Rubber makes up 10-30 per cent of a tyre, leaving the rest to be built with the usual parts of the structure, so for example the Urban Taraxagum has an integrated Vectran breaker like other Conti tyres. “The Urban Taraxagum is,” according to Thomas Falke, head of two-wheel business at Continental, “a comfortable sports tyre that breaks with existing conventions in tyre production. We were already the only manufacturer of bicycle tyres that are handmade in Germany and with this new compound we are going one step further in our German activities with this Taraxagum rubber that was harvested in Anklam.”
Although Continental’s six sponsored WorldTour teams will be riding Continental Competition Pro LTD tubulars in 2019 within a couple of years they could be on dandelion-derived tyres, as could the rest of us, both on our bikes and in our cars.

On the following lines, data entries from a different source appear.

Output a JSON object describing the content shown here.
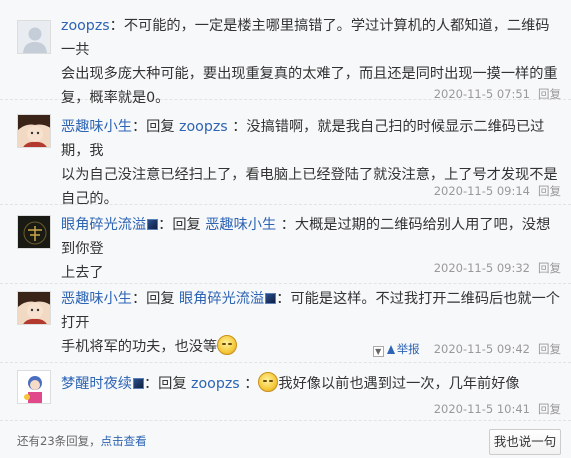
{
  "replies": [
    {
      "user": "zoopzs",
      "text_lines": [
        "：不可能的，一定是楼主哪里搞错了。学过计算机的人都知道，二维码一共",
        "会出现多庞大种可能，要出现重复真的太难了，而且还是同时出现一摸一样的重",
        "复，概率就是0。"
      ],
      "time": "2020-11-5 07:51",
      "reply_label": "回复",
      "avatar": "default-avatar-icon"
    },
    {
      "user": "恶趣味小生",
      "reply_word": "：回复",
      "target": "zoopzs",
      "text_lines": [
        "：没搞错啊，就是我自己扫的时候显示二维码已过期，我",
        "以为自己没注意已经扫上了，看电脑上已经登陆了就没注意，上了号才发现不是",
        "自己的。"
      ],
      "time": "2020-11-5 09:14",
      "reply_label": "回复",
      "avatar": "anime-avatar-icon"
    },
    {
      "user": "眼角碎光流溢",
      "reply_word": "：回复",
      "target": "恶趣味小生",
      "text_lines": [
        "：大概是过期的二维码给别人用了吧，没想到你登",
        "上去了"
      ],
      "time": "2020-11-5 09:32",
      "reply_label": "回复",
      "avatar": "dark-avatar-icon"
    },
    {
      "user": "恶趣味小生",
      "reply_word": "：回复",
      "target": "眼角碎光流溢",
      "text_lines": [
        "：可能是这样。不过我打开二维码后也就一个打开",
        "手机将军的功夫，也没等"
      ],
      "time": "2020-11-5 09:42",
      "reply_label": "回复",
      "report_label": "举报",
      "avatar": "anime-avatar-icon"
    },
    {
      "user": "梦醒时夜续",
      "reply_word": "：回复",
      "target": "zoopzs",
      "text_lines": [
        "：",
        "我好像以前也遇到过一次，几年前好像"
      ],
      "time": "2020-11-5 10:41",
      "reply_label": "回复",
      "avatar": "cartoon-avatar-icon"
    }
  ],
  "footer": {
    "more_prefix": "还有23条回复，",
    "more_link": "点击查看",
    "say_button": "我也说一句"
  },
  "colors": {
    "link": "#2d64b3",
    "meta": "#999999",
    "background": "#f7f8fa"
  }
}
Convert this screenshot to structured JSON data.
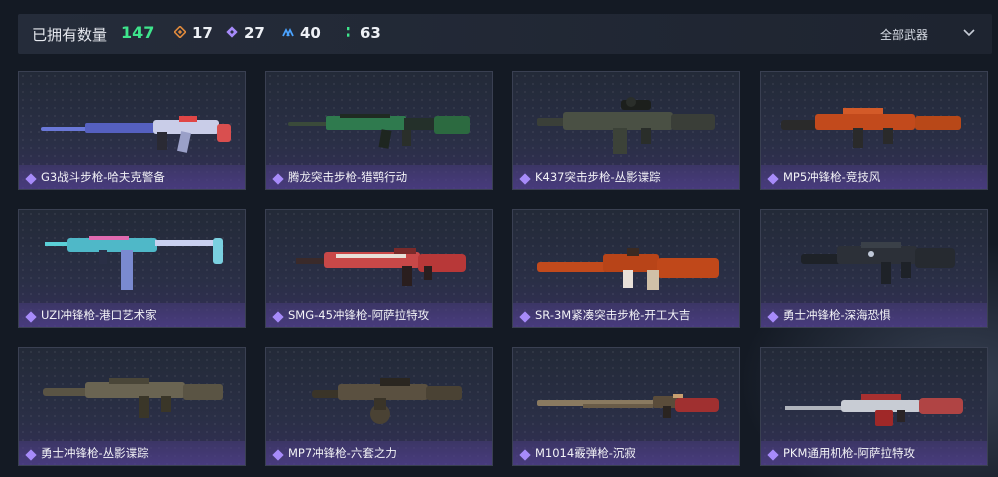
{
  "header": {
    "title": "已拥有数量",
    "total": "147",
    "rarities": [
      {
        "icon": "orange-diamond-icon",
        "count": "17",
        "color": "#e08a3c"
      },
      {
        "icon": "purple-diamond-icon",
        "count": "27",
        "color": "#a78bfa"
      },
      {
        "icon": "blue-chevrons-icon",
        "count": "40",
        "color": "#4aa3ff"
      },
      {
        "icon": "green-dots-icon",
        "count": "63",
        "color": "#3ee58c"
      }
    ],
    "filter_label": "全部武器"
  },
  "weapons": [
    {
      "name": "G3战斗步枪-哈夫克警备"
    },
    {
      "name": "腾龙突击步枪-猎鹗行动"
    },
    {
      "name": "K437突击步枪-丛影谍踪"
    },
    {
      "name": "MP5冲锋枪-竞技风"
    },
    {
      "name": "UZI冲锋枪-港口艺术家"
    },
    {
      "name": "SMG-45冲锋枪-阿萨拉特攻"
    },
    {
      "name": "SR-3M紧凑突击步枪-开工大吉"
    },
    {
      "name": "勇士冲锋枪-深海恐惧"
    },
    {
      "name": "勇士冲锋枪-丛影谍踪"
    },
    {
      "name": "MP7冲锋枪-六套之力"
    },
    {
      "name": "M1014霰弹枪-沉寂"
    },
    {
      "name": "PKM通用机枪-阿萨拉特攻"
    }
  ],
  "colors": {
    "accent_green": "#3ee58c",
    "rarity_purple": "#a78bfa"
  }
}
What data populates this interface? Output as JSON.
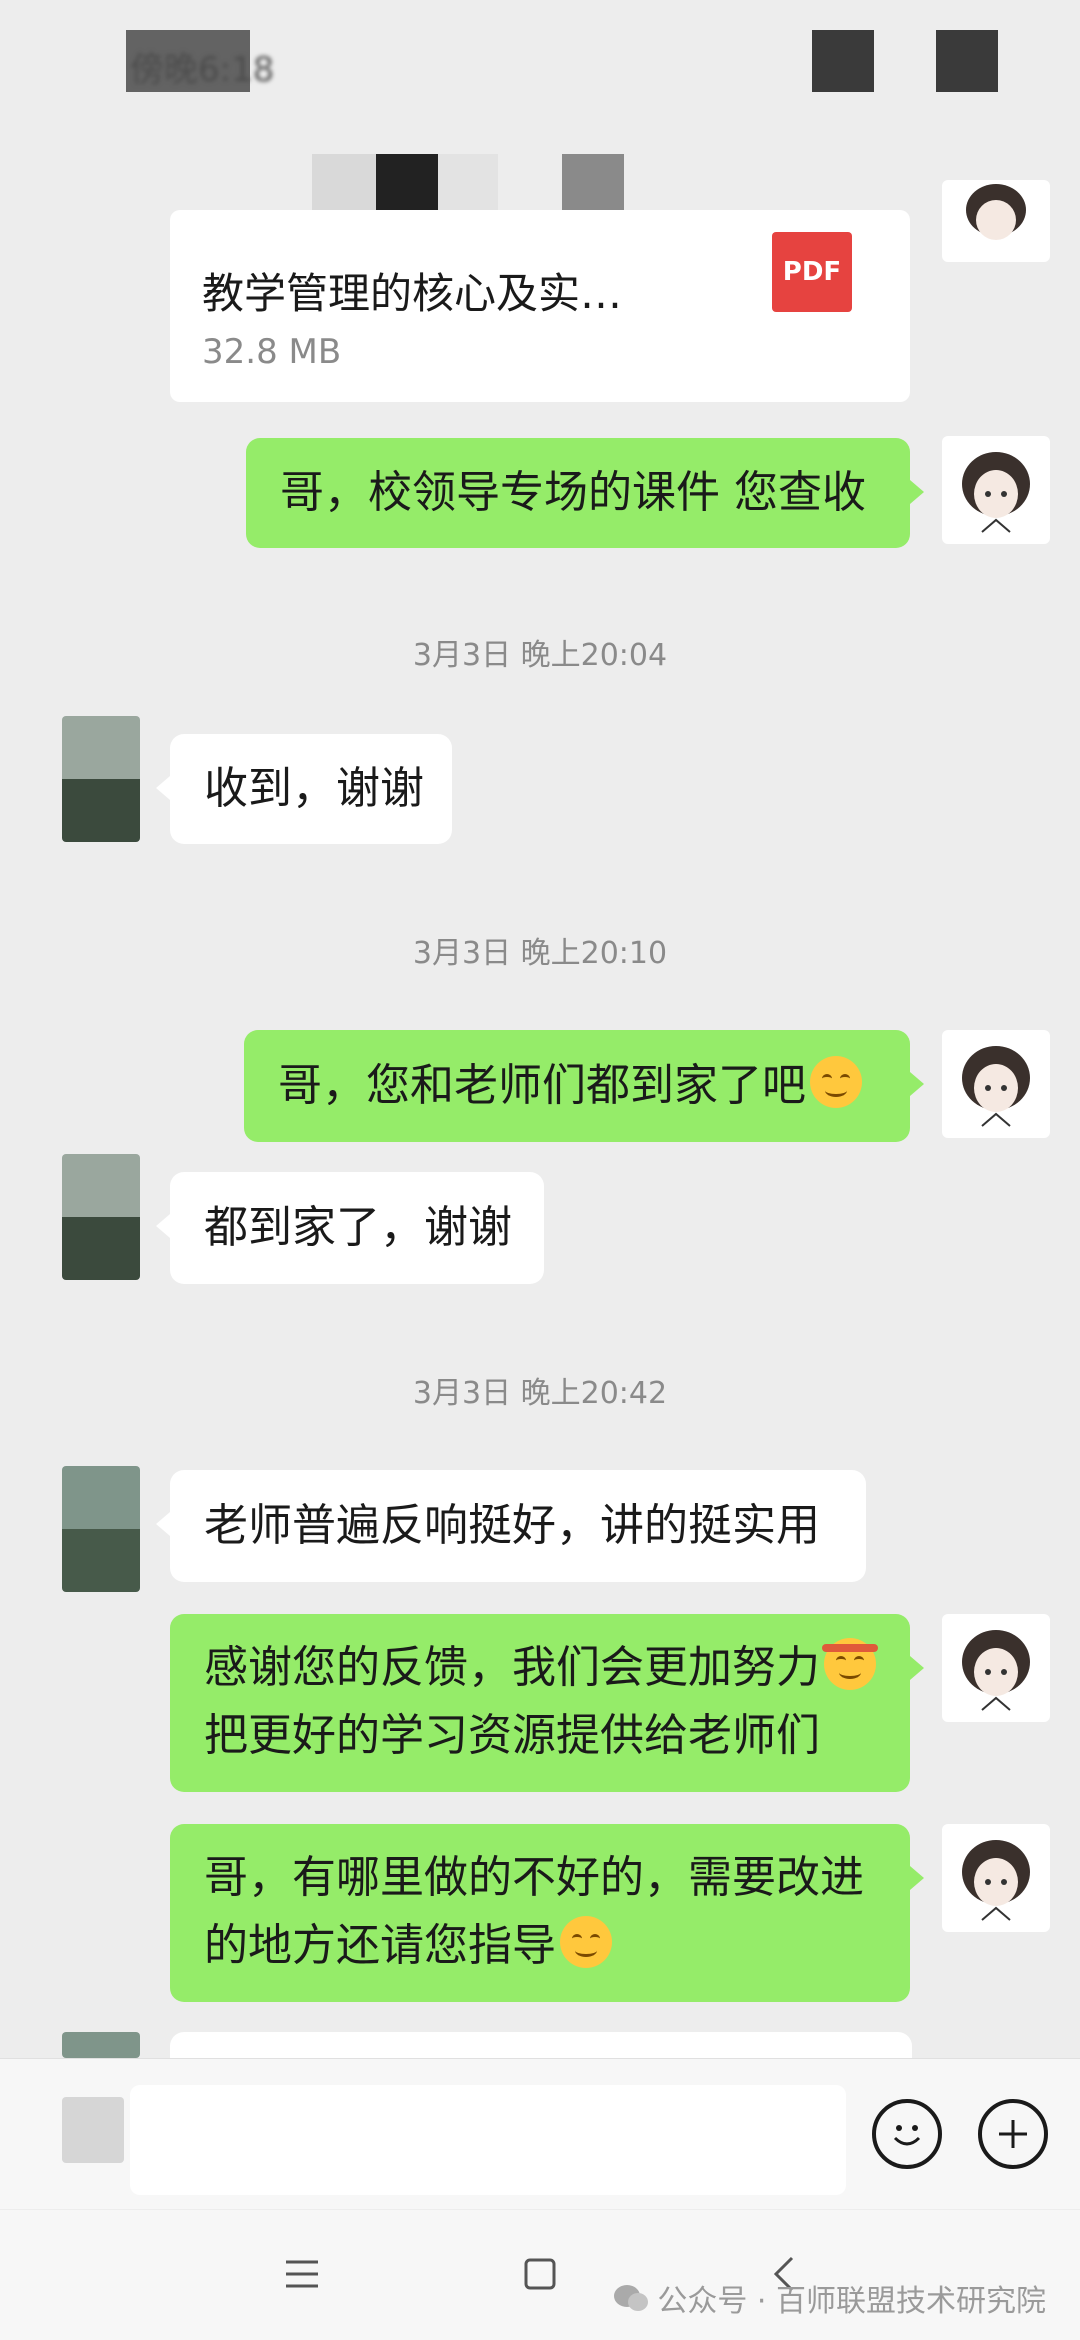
{
  "status_bar": {
    "time": "傍晚6:18"
  },
  "file_message": {
    "name": "教学管理的核心及实…",
    "size": "32.8 MB",
    "type_badge": "PDF"
  },
  "messages": [
    {
      "side": "me",
      "text": "哥，校领导专场的课件 您查收"
    },
    {
      "timestamp": "3月3日 晚上20:04"
    },
    {
      "side": "them",
      "text": "收到，谢谢"
    },
    {
      "timestamp": "3月3日 晚上20:10"
    },
    {
      "side": "me",
      "text": "哥，您和老师们都到家了吧",
      "emoji": "smile"
    },
    {
      "side": "them",
      "text": "都到家了，谢谢"
    },
    {
      "timestamp": "3月3日 晚上20:42"
    },
    {
      "side": "them",
      "text": "老师普遍反响挺好，讲的挺实用"
    },
    {
      "side": "me",
      "lines": [
        "感谢您的反馈，我们会更加努力",
        "把更好的学习资源提供给老师们"
      ],
      "emoji": "determined"
    },
    {
      "side": "me",
      "lines": [
        "哥，有哪里做的不好的，需要改进",
        "的地方还请您指导"
      ],
      "emoji": "smile"
    }
  ],
  "text": {
    "m1": "哥，校领导专场的课件 您查收",
    "t1": "3月3日 晚上20:04",
    "m2": "收到，谢谢",
    "t2": "3月3日 晚上20:10",
    "m3": "哥，您和老师们都到家了吧",
    "m4": "都到家了，谢谢",
    "t3": "3月3日 晚上20:42",
    "m5": "老师普遍反响挺好，讲的挺实用",
    "m6a": "感谢您的反馈，我们会更加努力",
    "m6b": "把更好的学习资源提供给老师们",
    "m7a": "哥，有哪里做的不好的，需要改进",
    "m7b": "的地方还请您指导"
  },
  "input_bar": {
    "value": ""
  },
  "watermark": "公众号 · 百师联盟技术研究院",
  "colors": {
    "my_bubble": "#95ec69",
    "their_bubble": "#ffffff",
    "background": "#ededed",
    "pdf_badge": "#e64340"
  }
}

How dandelion rubber was developed
Continental worked with the Fraunhofer Institute for Molecular Biology and Applied Ecology (IME) to produce rubber from Russian dandelions – the particular species that IME identified as best for the job. The idea of producing rubber from dandelions has been around since the early 20th century, but the various attempts and projects either failed to yield enough latex or the raw material – from wild dandelions – was not of high enough quality. So IME helped Continental to both cultivate the right type of dandelion and to develop the industrial process of extracting the latex from the root. According to Continental, the natural rubber from dandelion roots is every bit as good as its conventional counterpart. “Dandelion rubber is chemically identical to the product of the rubber tree,” said Dr. Andreas Topp, head of materials and process development in research and development.
We applaud Conti’s efforts to make its tyre production more sustainable – and no doubt it makes economic sense for the German brand to grow its own rubber too. Michelin has its Power Competition, Continental already has its Competition, so when the time comes for a dandelion racing tyre we expect it to be called the Flower Power Competition.